Crush Your Inner Negative Self-Talk

I really hate those little thoughts that creep in your mind making you feel dumb, or silly, or not worthy. I use guided imagery to imagine myself kicking or punching those thoughts away.

Step #3

Build Your Confidence

Focus on the positive or write down the things you are good at. For me, exercise and running are great ways to boost my confidence and keep my stress level manageable. I just ran my first half-marathon and met my goal time, so that was a huge confidence booster.

Step #4

Find Great Support

I am lucky because I have a great support system with family and friends and with both of my workplaces. In fact, I have two female colleague friends that I have lunch with once a week and we are all so supportive of each other (shout-out to Claudia and Tracy!).

Step #5

Learn and Grow

Sometimes we learn best from the difficult situations or mistakes we’ve made. We can all take time to recognize the areas where we can improve. I like to take some time to reflect after a difficult situation and figure out areas where I can grow and improve for next time.

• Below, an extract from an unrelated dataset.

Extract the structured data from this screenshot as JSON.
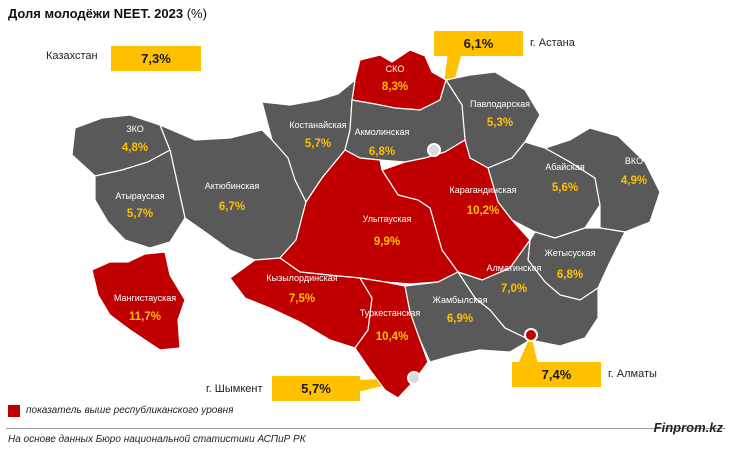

You are a person of great influence. If you could inspire a movement that would bring the most amount of good to the greatest amount of people, what would that be? You never know what your idea can trigger. 🙂

I wish we could all recognize that everyone is fighting some type of battle(s). If we could all just have some empathy and kindness toward strangers, and treat others how we want to be treated, the world would be a better place for all of us.

We are blessed that some very prominent leaders read this column. Is there a person in the world, or in the US, with whom you would love to have a private breakfast or lunch, and why? He or she might just see this, especially if we tag them 🙂

I am a big fan of Michelle Obama. I would love to sit down with her and just chat about anything and everything.

How can our readers follow you on social media?

Azdmelissa on Instagram.

This was very inspiring. Thank you so much for joining us!